One of the most common and devastating TRAP (targeted regulation of abortion providers) laws is the imposition of admitting privileges upon abortion providers. Simply put, admitting privileges are the ability for a doctor to treat patients in the hospital.
Now, this sounds like a common sense regulation, right? Why wouldn't a doctor be able to work in a hospital? It makes you suspicious, right? That's what anti-choicers are counting on.
Admitting privileges are NOT a doctor-checking service. A doctor can be denied them or stripped of them for malpractice, but not having them is not a measure of quality. Admitting privileges are a for-profit agreement to admit a certain number of patients. As Linda Greenhouse states:
"The extremely low complication rate is a reason that doctors who limit their practice to abortion can’t get hospital admitting privileges. Many hospitals require doctors to admit a certain number of patients in order to maintain privileges. One Dallas clinic was forced to close in June after 36 years because its medical director, while initially offered admitting privileges, couldn’t meet the requirement to send 48 patients a year to the hospital. Even the more common 10-patient requirement is impossible for abortion providers to meet. (A complication rate of 0.05 percent translates to five complications per 10,000 procedures.)"
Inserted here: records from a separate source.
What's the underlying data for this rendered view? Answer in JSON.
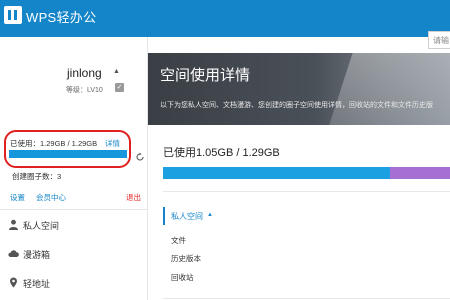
{
  "app": {
    "title": "WPS轻办公"
  },
  "search": {
    "placeholder": "请输"
  },
  "user": {
    "name": "jinlong",
    "level": "等级：LV10"
  },
  "storage": {
    "used_label": "已使用：1.29GB / 1.29GB",
    "detail_link": "详情",
    "used_fraction": 1.0
  },
  "circles": {
    "count_label": "创建圈子数：3"
  },
  "links": {
    "settings": "设置",
    "member": "会员中心",
    "logout": "退出"
  },
  "nav": [
    {
      "label": "私人空间",
      "icon": "person-icon"
    },
    {
      "label": "漫游箱",
      "icon": "cloud-icon"
    },
    {
      "label": "轻地址",
      "icon": "location-pin-icon"
    }
  ],
  "banner": {
    "title": "空间使用详情",
    "subtitle": "以下为您私人空间、文档漫游、您创建的圈子空间使用详情，回收站的文件和文件历史版"
  },
  "main": {
    "used_total": "已使用1.05GB / 1.29GB",
    "bar_segments": [
      {
        "name": "used",
        "fraction": 0.79,
        "color": "#1ba1e2"
      },
      {
        "name": "other",
        "fraction": 0.21,
        "color": "#a670d3"
      }
    ],
    "tree": {
      "header": "私人空间",
      "items": [
        "文件",
        "历史版本",
        "回收站"
      ]
    }
  },
  "colors": {
    "brand": "#1485c8",
    "highlight": "#e0201e",
    "banner_dark": "#3a3f45"
  }
}
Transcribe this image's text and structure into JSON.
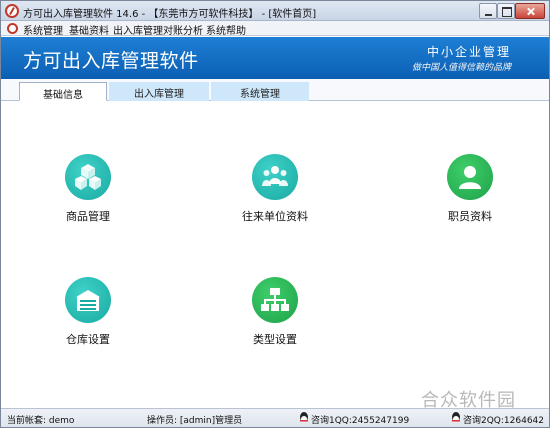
{
  "window": {
    "title": "方可出入库管理软件 14.6 - 【东莞市方可软件科技】 - [软件首页]"
  },
  "menu": {
    "items": [
      "系统管理",
      "基础资料",
      "出入库管理",
      "对账分析",
      "系统帮助"
    ]
  },
  "banner": {
    "title": "方可出入库管理软件",
    "slogan_line1": "中小企业管理",
    "slogan_line2": "做中国人值得信赖的品牌"
  },
  "tabs": [
    {
      "label": "基础信息",
      "active": true
    },
    {
      "label": "出入库管理",
      "active": false
    },
    {
      "label": "系统管理",
      "active": false
    }
  ],
  "modules": [
    {
      "label": "商品管理",
      "icon": "boxes-icon",
      "color": "#19aaa2"
    },
    {
      "label": "往来单位资料",
      "icon": "people-group-icon",
      "color": "#19aaa2"
    },
    {
      "label": "职员资料",
      "icon": "user-icon",
      "color": "#1ea24a"
    },
    {
      "label": "仓库设置",
      "icon": "warehouse-icon",
      "color": "#19aaa2"
    },
    {
      "label": "类型设置",
      "icon": "hierarchy-icon",
      "color": "#1ea24a"
    }
  ],
  "watermark": "合众软件园",
  "status": {
    "account": "当前帐套: demo",
    "operator": "操作员: [admin]管理员",
    "qq1": "咨询1QQ:2455247199",
    "qq2": "咨询2QQ:1264642"
  }
}
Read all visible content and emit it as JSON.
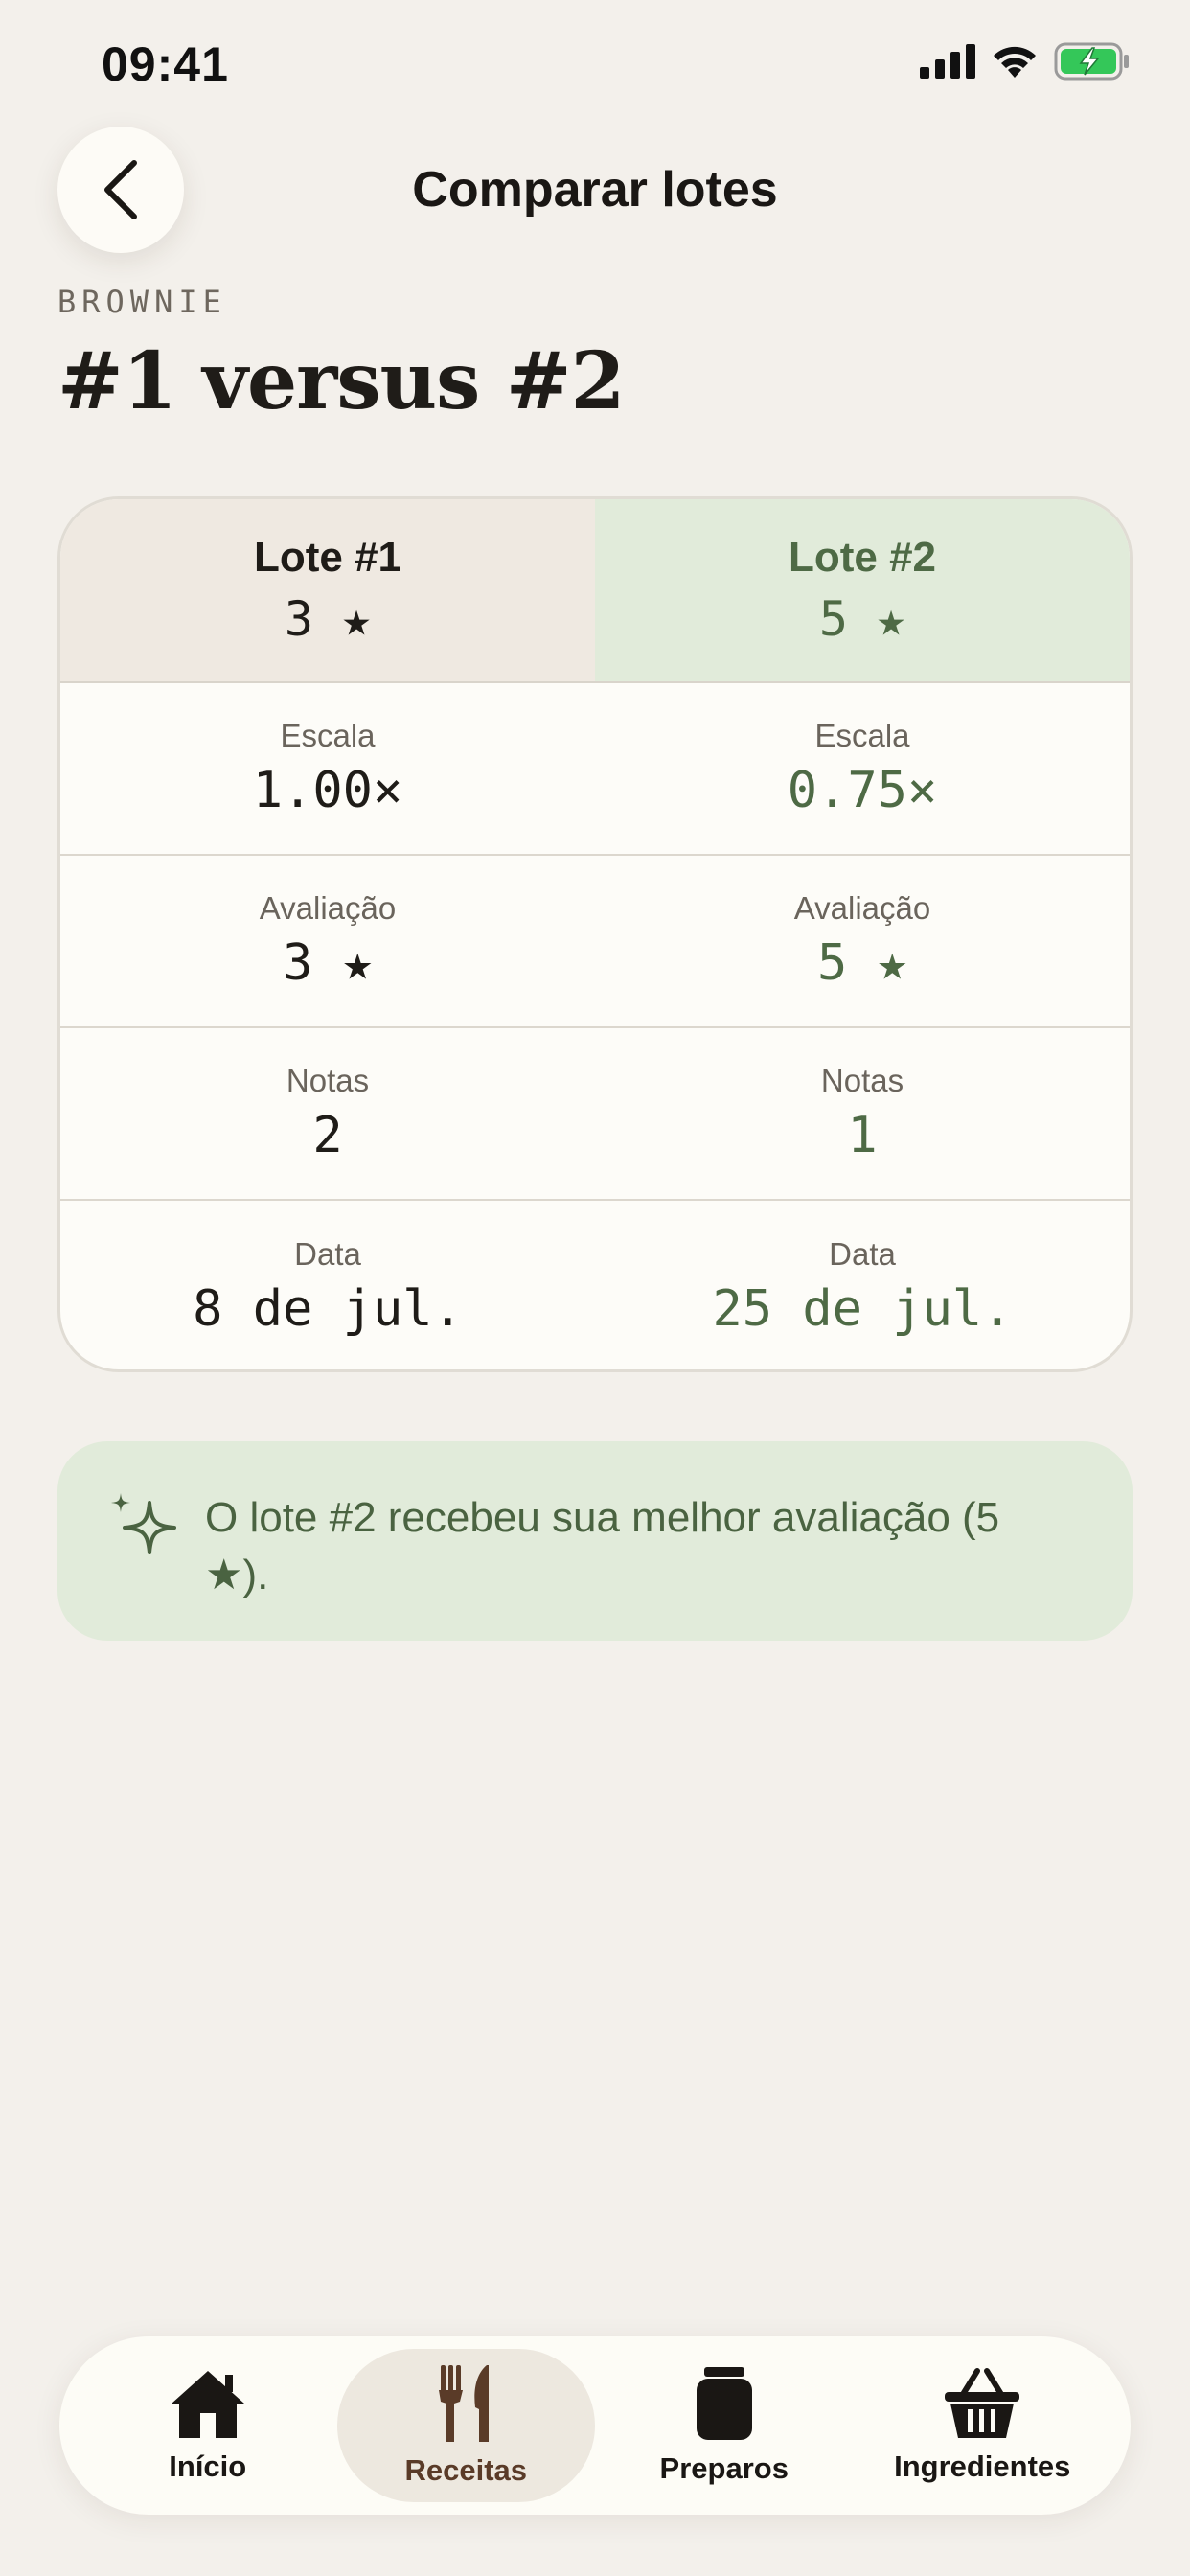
{
  "status_bar": {
    "time": "09:41"
  },
  "nav": {
    "title": "Comparar lotes"
  },
  "eyebrow": "BROWNIE",
  "heading": "#1 versus #2",
  "compare": {
    "left": {
      "label": "Lote #1",
      "rating": "3 ★"
    },
    "right": {
      "label": "Lote #2",
      "rating": "5 ★"
    },
    "rows": [
      {
        "label": "Escala",
        "left": "1.00×",
        "right": "0.75×"
      },
      {
        "label": "Avaliação",
        "left": "3 ★",
        "right": "5 ★"
      },
      {
        "label": "Notas",
        "left": "2",
        "right": "1"
      },
      {
        "label": "Data",
        "left": "8 de jul.",
        "right": "25 de jul."
      }
    ]
  },
  "insight": {
    "icon": "sparkle-icon",
    "text": "O lote #2 recebeu sua melhor avaliação (5 ★)."
  },
  "tabs": [
    {
      "label": "Início",
      "icon": "home-icon",
      "active": false
    },
    {
      "label": "Receitas",
      "icon": "fork-knife-icon",
      "active": true
    },
    {
      "label": "Preparos",
      "icon": "jar-icon",
      "active": false
    },
    {
      "label": "Ingredientes",
      "icon": "basket-icon",
      "active": false
    }
  ],
  "colors": {
    "background": "#f3f0eb",
    "accent_green": "#4e6a45",
    "green_tint": "#e1ebda",
    "beige_tint": "#efe9e1",
    "active_tab_text": "#5a3b28"
  }
}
Not only do abortion doctors not admit enough patients to get admitting privileges, but Catholic hospitals refuse to grant them the privileges based only on doctrine. Not only that, but anti-choicers routinely run campaigns to threaten hospitals who do grant admitting privileges to abortion doctors, showing that this is a farce.
The other common idea of admitting privileges is portraying them as an ER fast pass. Hospitals MUST accept patients with complications from any procedure. No patient will be refused treatment if the doctor that started the abortion doesn't get in their car and speed along to the hospital. The doctors at the hospital are perfectly capable of diagnosing and treating bleeding, perforated uteri, infection, etc...as these are the same complications as natural miscarriage or D&C. As Dr. Jen Gunter says
"Does the doctor doing the abortion need to have admitting privileges? In the small likelihood there is a complication of a procedure it is not necessary (or sometimes even desirable) that the doctor doing the surgery correct the problem. For example, I am a gynecologist. I cannot fix every single complication of the surgeries that I perform. If I inadvertently damage the bowel during a hysterectomy I need a general surgeon to help me. If we extended HB 1390 to all surgical procedures (and we really should if it is for safety purposes) then no surgeon could do any surgery of any kind because no surgeon is trained to fix every single complication. Why single out women getting abortions? Shouldn’t every patient at a surgical center benefit from the same law? What is required of a surgeon is to recognize the complication and then consult/get assistance as needed (medicine is a team sport)."
The American College of OB-GYNs does not support this law
"The American Congress of Obstetricians and Gynecologists (ACOG) believes physicians who provide medical and surgical procedures, including abortion services, in their offices, clinics, or freestanding ambulatory care facilities should have a plan to ensure prompt emergency services if a complication occurs and should establish a mechanism for transferring patients who require emergency treatment. However, ACOG opposes legislation or other requirements that single out abortion services from other outpatient procedures. For example, ACOG opposes laws or other regulations that require abortion providers to have hospital admitting privileges. ACOG also opposes facility regulations that are more stringent for abortion than for other surgical procedures of similar low risk."
Admitting Privileges Laws are clear TRAP laws meant to erode access to abortion. Don't be fooled by how reasonable they sound.